More observations makes centered parameterization posterior closer to normal.

Now that you switched to less parameters, it’s likely that the posterior with >300K observations is close to normal, and you can try optimize() method. Unfortunately CmdStanR doesn’t (yet) provide Hessian, but optimizing will give you an idea what the timing could be and then it would depend on your exact model what to recommend next.

When using sample() you could probably use shorter warmup, and during experimentation of different model also less post-warmup iterarions can be used.

With sum_reduce you can get about linear speedup with the number of physical cores, and sometimes even more, as cache efficiency can improve. But then maybe you start to be in the range where sampling is already faster than the time you would spent on implementing some additional speedup?

You didn’t list stanc_options = list("O1"). Did you test with and without? It is possible that in your case the size of the data dominates the cost so that specific new O1 optimization is minor.

With a larger number of observations, it is possible that the for loop with a lot of indexing is also taking a substantial amount of time.

Although the next point is beyond the user tricks, I mention for Stan devs reading this that, here weibull_log_glm* functions would be useful, but then it seems there are quite many distributions without glm functions.

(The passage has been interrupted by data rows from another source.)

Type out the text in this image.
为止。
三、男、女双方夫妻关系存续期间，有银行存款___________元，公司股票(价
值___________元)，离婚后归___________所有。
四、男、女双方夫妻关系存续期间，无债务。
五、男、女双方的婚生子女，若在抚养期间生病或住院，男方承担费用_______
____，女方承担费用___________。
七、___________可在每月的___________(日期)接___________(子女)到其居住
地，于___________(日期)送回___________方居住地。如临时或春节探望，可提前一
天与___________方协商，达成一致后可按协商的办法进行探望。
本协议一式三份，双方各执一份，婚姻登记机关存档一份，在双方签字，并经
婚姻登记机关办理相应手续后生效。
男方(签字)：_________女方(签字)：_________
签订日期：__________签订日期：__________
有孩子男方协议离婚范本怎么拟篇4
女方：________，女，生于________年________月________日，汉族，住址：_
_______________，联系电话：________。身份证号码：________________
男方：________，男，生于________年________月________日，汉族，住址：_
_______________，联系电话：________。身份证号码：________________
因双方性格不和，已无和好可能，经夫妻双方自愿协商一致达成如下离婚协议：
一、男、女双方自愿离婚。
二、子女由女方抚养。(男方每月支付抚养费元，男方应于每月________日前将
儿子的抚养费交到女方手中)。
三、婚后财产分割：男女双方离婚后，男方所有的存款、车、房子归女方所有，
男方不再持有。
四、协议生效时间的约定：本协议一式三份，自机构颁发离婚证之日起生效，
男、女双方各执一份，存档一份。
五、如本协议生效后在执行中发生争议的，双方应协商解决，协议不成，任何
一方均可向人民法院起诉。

I will definitely try optimize(), as for my practical situation, (penalized) maximum likelihood estimates will be sufficient, so thanks for the suggestion. I’m quite new to Stan, so I’m learning a lot about other available functionality in this one thread:)

That is where my thoughts were going as well, even 100 samples less per chain will make a difference at this scale for me.

Yes, for now at least, I think we are reaching that point, but it feels you have given me enough interesting optimization options that I would still like to apply in a less rushed situation, and I will post relevant feedback here.

Sorry, I will edit and indicate the edit, I have indeed used this option as well, but I actually haven’t tested it without it.

I’m running the model on all data currently and will give some final comments on timing soon. If time permits, I will also look into reduce_sum() and one of your earlier suggestions of using OpenBLAS or MKL.